Estimated Human Trafficking
Generates Per Year

Supply & Demand

Human trafficking is the only industry in which supply and demand are the same thing: human beings.

Most importantly, condemnation is largely focused on traffickers, with significantly less attention and accountability placed on the conduct of sex purchasers. Sex purchasers are rarely seen as part of the crime and victimization.

Sex trafficking thrives because there is serious demand for sex with children here in the United States. Buyers are fueling the market with money to rape children and young teens, creating a demand that traffickers can’t ignore.

The heinous crime of human trafficking has become the second-largest criminal industry in the world. The motive of traffickers—regardless of the type of human trafficking they are engaged in—is clear: money. The business of human trafficking generates an estimated 150.2 billion in profits. The growing demand for sex is what keeps the trade going. If there were no buyers, then sex trafficking victims wouldn’t be needed.
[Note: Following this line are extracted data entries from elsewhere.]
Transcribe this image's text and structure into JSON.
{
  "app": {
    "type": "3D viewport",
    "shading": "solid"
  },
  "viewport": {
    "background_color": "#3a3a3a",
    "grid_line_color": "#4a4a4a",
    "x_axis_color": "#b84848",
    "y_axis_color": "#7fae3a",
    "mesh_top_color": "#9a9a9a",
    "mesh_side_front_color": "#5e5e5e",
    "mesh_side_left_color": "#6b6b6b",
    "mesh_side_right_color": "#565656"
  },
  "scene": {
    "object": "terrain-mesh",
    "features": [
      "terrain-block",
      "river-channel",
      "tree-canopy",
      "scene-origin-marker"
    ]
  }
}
The rule is simple: no demand, no supply. If we can stop the buyers, we can put an end to trafficking.

Pornography is Linked to Human Trafficking

Porn, sexual exploitation and sex trafficking are inseparably linked.

Images that occur in pornography encourage, promote and normalize sex acts with violence and submission. Porn communicates that they want to be raped, strangled, hit, and made to do unfathomable sexual acts as normal and acceptable. Pornography absolutely perpetuates abuse, it dehumanizes people, and increases sex trafficking.

Porn viewers quickly become addicted, watching more and more, clicking on videos and images that are then directly fueling the demand for sex traffickers to make money by selling videos of their sex slaves to porn sites.

Porn is to trafficking as cigarettes are to cancer.

Pornography creates compulsive sexual behaviors and sexual dysfunctions in viewers which then are tempted to go out and buy sex from minors in order to fulfill the unrealistic fantasies that scenes created in pornographic videos. The increasing demand for pornography increases the demand to live out real experiences which then fuel the demand for sex trafficking. It’s a vicious cycle.

child sexual abuse material

One unforeseen consequence of the rise of the internet has been an explosion in the illicit trade of child sexual abuse images and videos.

25 million images are reviewed by the National Center for Missing & Exploited Children annually.

Child sexual abuse material (legally known as child pornography) refers to any content that depicts sexually explicit activities involving a child. Visual depictions include photographs, videos, digital or computer generated images indistinguishable from an actual minor.

Child sexual abuse images and videos found online involve both boys and girls from 0-18 years old. In their assessment of reports to their tipline, the Canadian Centre for Child Protection found that children under 12 years old were depicted in 78.30% of the images and videos assessed by their team, and 63.40% of those children were under 8 years of age.

invisible chains

Why don’t victims try to escape?
Why don’t they run?
Why don’t they speak up?

Many people often wonder why someone caught in these horrible conditions doesn’t do something to escape or report their abuse. The realities of the exploitation suffered and the complications around each situation are often misunderstood.

There are many reasons why someone who is being trafficked might not be able to leave. Victims are often taught to distrust others – particularly law enforcement, this is especially true if they are in a country illegally and could be deported if discovered. Victims are very rarely left alone and are threatened with violence. Severe retaliation or attacks on their families and loved ones hold many in fear of disobeying their traffickers.

Victims experience both physical and psychological abuse that hinders the possibility to escape. Victims of trafficking are emotionally manipulated, brainwashed and coerced to keep them from leaving.

Additionally, victims often have psychological trauma from their abuse, which can often cause them to bond to their abuser in irrational ways. Victims develop emotional attachments to their perpetrator as a coping mechanism to the abuse. Victims of human trafficking do not want to remain victims, but they feel trapped.